Natalia, die in haar eigen woning schuilde, vertelde: ‘We hebben 6 dagen in de kelder doorgebracht. Het is erg klein, je moet erin staan, het is onmogelijk om te gaan liggen. Zodra er een pauze was [tussen de aanvallen], renden we snel naar buiten en pakten wat eieren van de kippen… Ons kind had honger, omdat we nauwelijks te eten hebben.’
‘We hadden alleen nog wat droog brood, appels uit de kelder, augurken in blik en jam… We konden nergens ander voedsel krijgen, want we konden ons huis niet uit. Alles lag onder vuur.’
In het kruisvuur
Twee geïnterviewden vertelden dat ze in een kruisvuur terechtkwamen tijdens aanvallen in de dichtbevolkte stedelijke omgeving van de stad.

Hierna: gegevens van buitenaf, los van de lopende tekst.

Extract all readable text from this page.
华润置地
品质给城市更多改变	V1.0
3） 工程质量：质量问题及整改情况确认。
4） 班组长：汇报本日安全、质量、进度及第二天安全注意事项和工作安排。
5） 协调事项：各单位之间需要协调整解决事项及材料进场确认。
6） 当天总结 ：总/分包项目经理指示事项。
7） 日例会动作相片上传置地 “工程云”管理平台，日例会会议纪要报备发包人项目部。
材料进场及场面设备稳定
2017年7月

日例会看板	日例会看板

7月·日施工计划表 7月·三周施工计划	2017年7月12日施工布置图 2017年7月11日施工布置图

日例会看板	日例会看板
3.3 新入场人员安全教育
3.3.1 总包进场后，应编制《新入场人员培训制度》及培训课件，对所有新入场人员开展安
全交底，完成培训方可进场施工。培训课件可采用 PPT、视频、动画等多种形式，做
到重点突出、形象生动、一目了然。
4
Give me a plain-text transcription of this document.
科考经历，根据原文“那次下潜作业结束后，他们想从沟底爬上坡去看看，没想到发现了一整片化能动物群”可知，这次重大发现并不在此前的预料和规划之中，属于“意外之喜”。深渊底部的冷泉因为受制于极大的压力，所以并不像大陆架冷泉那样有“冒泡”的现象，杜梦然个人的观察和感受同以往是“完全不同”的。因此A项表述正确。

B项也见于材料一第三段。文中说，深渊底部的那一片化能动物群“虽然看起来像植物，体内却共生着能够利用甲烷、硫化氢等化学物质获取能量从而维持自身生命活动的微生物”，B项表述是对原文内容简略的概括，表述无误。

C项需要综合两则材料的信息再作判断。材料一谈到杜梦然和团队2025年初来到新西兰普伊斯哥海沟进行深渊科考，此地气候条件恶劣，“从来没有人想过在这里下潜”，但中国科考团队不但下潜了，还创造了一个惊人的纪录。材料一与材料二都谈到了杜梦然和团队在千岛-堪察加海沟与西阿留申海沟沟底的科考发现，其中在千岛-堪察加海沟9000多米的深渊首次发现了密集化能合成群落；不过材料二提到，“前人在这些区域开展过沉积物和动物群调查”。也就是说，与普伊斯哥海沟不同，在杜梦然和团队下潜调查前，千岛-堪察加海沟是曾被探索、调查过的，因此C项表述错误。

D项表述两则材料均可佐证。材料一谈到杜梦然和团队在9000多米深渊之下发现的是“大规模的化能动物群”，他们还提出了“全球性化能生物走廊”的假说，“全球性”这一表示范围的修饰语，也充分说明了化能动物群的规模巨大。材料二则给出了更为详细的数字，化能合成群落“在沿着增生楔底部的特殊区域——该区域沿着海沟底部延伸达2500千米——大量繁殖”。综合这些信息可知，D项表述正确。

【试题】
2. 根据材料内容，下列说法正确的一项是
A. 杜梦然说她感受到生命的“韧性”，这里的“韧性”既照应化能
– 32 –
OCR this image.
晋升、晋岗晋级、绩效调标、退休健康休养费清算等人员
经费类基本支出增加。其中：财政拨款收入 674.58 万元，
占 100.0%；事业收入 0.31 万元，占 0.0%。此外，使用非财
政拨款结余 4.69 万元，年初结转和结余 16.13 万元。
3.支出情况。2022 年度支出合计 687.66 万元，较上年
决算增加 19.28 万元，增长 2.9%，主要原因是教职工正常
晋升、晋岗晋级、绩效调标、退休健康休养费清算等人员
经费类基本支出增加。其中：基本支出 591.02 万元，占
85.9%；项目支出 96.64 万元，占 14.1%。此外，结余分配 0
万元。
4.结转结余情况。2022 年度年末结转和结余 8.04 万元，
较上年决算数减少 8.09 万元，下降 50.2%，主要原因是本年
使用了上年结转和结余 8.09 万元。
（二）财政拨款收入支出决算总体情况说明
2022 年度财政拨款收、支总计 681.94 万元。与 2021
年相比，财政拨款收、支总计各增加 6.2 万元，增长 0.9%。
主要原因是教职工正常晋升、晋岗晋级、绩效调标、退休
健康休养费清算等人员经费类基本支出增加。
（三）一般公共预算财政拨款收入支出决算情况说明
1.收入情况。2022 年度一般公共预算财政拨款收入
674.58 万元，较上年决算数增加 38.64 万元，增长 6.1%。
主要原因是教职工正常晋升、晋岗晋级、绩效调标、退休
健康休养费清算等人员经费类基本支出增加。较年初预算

Een man zei dat verschillende Oekraïense strijders – die volgens oorlogsregels als wettige doelwitten van aanvallen zouden worden beschouwd – zich in een van de flats ophielden die werd aangevallen.
Andere inwoners van Izium vertelden Amnesty dat er geen militaire bases of andere militaire doelen in de buurt waren van hun woonwijken die werden gebombardeerd.
Volgens lokale bronnen konden de lokale autoriteiten door de voortdurende beschietingen op 9 maart slechts 250 mensen uit Izium evacueren in plaats van de geplande vijfduizend. Op 10 maart werden nog eens tweeduizend mensen geëvacueerd. Samen met de lokale autoriteiten gebruikten vrijwilligers en activisten privé-auto’s voor de evacuaties. Veel burgers, voornamelijk ouderen en mensen met een beperking, kozen ervoor om te blijven of konden niet vertrekken.
Amnesty’s oproep
Het internationaal humanitair recht verbiedt opzettelijke aanvallen op burgers en burgerobjecten, evenals willekeurige en onevenredige aanvallen. Russische troepen moeten alle mogelijke voorzorgsmaatregelen nemen om burgers en burgerdoelen te sparen.
Oekraïense strijdkrachten moeten ook alle mogelijke voorzorgsmaatregelen nemen om de burgerbevolking en burgerobjecten onder hun controle te beschermen tegen de gevolgen van aanvallen. In het bijzonder moeten ze voorkomen dat ze vanuit burgerwijken opereren waardoor het risico toeneemt dat burgers en burgerobjecten worden geraakt.
Amnesty International heeft eerder opgeroepen om burgers van wie de huizen zijn verwoest en anderen die voor hun leven vrezen als gevolg van Russische bombardementen, toegang te verlenen tot veilige humanitaire corridors. Amnesty beschouwt de Russische inval in Oekraïne als een daad van agressie.